Télévision : Ankara et Huntington Dominique Dhombres Le Monde - 04/11/2002
La turquie en Europe ? C'est géographiquement exact, pour une petite partie du territoire turc. C'est politiquement encore incertain. Le reportage de Richard Binet et Philippe Luzzi qu'on pouvait voir dimanche au "20 heures" de France 2 avait le mérite de montrer comment on vote dans ce pays, mal connu du grand public européen. On y va tôt le matin. Les files d'attente sont parfois longues. Le vote est obligatoire, l'isoloir aussi. Et les femmes glissent leur bulletin dans l'urne depuis 1930. Elles ont donc, dans ce domaine au moins, quinze ans d'avance sur les Françaises.

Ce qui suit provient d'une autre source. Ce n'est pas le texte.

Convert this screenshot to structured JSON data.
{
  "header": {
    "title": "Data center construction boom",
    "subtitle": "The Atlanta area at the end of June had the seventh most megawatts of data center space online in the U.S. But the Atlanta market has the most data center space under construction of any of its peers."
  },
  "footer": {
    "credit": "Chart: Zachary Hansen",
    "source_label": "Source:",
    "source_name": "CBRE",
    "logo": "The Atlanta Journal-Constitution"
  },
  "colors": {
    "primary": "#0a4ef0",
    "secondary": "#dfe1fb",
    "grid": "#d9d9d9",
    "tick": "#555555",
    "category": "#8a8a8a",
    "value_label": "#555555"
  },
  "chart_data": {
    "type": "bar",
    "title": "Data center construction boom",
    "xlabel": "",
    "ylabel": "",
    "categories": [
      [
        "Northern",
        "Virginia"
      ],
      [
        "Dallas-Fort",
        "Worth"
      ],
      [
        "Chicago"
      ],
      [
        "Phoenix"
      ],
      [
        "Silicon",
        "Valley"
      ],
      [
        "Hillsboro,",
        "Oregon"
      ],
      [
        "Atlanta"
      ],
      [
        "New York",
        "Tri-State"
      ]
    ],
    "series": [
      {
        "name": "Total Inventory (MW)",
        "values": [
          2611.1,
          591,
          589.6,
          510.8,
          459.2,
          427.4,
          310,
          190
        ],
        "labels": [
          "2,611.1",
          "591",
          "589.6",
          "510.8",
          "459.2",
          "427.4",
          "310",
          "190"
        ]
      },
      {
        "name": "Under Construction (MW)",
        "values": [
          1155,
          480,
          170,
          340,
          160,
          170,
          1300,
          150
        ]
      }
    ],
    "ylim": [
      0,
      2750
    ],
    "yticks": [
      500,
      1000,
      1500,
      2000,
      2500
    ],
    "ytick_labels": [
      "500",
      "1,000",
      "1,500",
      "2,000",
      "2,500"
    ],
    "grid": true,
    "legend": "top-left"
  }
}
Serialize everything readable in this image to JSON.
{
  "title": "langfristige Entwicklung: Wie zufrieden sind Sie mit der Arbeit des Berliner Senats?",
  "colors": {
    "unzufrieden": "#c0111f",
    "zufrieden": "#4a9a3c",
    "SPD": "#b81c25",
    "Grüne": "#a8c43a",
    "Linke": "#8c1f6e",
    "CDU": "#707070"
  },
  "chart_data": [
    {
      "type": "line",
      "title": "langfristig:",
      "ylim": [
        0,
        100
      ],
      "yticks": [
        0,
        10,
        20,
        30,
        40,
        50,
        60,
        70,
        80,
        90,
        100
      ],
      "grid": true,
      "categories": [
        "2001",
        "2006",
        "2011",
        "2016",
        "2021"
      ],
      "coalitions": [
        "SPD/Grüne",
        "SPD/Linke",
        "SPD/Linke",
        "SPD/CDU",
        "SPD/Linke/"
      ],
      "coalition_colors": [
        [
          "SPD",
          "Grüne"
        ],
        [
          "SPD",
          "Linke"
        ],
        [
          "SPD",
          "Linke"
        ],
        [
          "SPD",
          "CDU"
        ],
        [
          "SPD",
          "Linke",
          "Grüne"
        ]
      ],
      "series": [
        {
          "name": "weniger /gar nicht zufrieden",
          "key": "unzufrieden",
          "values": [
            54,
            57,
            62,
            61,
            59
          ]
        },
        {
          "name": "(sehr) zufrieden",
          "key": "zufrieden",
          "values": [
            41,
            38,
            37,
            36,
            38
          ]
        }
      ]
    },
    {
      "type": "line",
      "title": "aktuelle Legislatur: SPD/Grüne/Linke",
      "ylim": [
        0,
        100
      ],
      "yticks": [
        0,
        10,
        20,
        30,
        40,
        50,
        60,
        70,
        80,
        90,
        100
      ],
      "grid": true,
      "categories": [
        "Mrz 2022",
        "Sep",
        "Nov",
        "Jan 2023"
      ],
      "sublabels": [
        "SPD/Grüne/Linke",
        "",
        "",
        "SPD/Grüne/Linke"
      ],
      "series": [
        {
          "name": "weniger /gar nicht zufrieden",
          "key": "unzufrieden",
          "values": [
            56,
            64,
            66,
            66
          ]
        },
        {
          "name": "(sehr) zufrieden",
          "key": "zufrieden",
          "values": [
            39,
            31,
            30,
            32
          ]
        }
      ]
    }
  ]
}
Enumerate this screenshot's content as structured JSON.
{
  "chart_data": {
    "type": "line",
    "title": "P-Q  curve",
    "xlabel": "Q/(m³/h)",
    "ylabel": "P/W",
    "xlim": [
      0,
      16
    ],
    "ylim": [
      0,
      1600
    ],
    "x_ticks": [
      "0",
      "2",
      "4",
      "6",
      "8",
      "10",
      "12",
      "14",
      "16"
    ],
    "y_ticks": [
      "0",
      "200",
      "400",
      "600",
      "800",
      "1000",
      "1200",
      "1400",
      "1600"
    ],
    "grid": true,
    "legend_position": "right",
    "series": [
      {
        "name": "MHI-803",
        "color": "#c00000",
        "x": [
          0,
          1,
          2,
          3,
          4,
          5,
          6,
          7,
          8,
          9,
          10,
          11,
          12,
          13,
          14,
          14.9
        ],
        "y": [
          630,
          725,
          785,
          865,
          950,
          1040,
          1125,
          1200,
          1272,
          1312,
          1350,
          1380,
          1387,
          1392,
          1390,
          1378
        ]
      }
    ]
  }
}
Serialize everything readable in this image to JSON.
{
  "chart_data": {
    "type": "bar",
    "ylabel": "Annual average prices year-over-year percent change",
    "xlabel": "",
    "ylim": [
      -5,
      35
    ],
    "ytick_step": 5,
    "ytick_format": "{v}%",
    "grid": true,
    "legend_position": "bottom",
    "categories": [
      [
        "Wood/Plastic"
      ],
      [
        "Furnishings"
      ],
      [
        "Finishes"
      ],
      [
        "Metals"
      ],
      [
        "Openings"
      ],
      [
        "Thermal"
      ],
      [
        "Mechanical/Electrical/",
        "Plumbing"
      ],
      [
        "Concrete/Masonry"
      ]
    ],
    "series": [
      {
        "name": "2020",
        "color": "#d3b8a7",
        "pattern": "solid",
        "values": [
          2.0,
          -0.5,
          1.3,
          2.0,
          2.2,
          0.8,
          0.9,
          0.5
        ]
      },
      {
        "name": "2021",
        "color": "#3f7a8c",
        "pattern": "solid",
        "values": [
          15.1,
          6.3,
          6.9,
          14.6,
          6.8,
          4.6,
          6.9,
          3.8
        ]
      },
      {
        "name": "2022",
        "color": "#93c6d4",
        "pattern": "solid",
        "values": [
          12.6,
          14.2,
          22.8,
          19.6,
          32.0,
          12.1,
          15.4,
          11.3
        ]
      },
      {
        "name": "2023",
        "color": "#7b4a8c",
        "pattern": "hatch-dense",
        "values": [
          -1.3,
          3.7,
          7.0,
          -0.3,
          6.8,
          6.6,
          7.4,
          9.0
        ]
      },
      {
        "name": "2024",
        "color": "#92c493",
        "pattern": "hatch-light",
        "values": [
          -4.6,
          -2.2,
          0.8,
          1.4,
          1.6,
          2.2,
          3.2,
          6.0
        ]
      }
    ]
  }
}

Ces images, fort simples, d'un jour d'élections en Turquie, sont probablement historiques. Pour la première fois, des islamistes, qu'on dit modérés, sont aux portes du pouvoir, par la voie démocratique, dans un grand pays laïque de tradition musulmane. Le Parti de la justice et du développement (AKP) a obtenu dimanche la majorité absolue au Parlement. Il va former le nouveau gouvernement.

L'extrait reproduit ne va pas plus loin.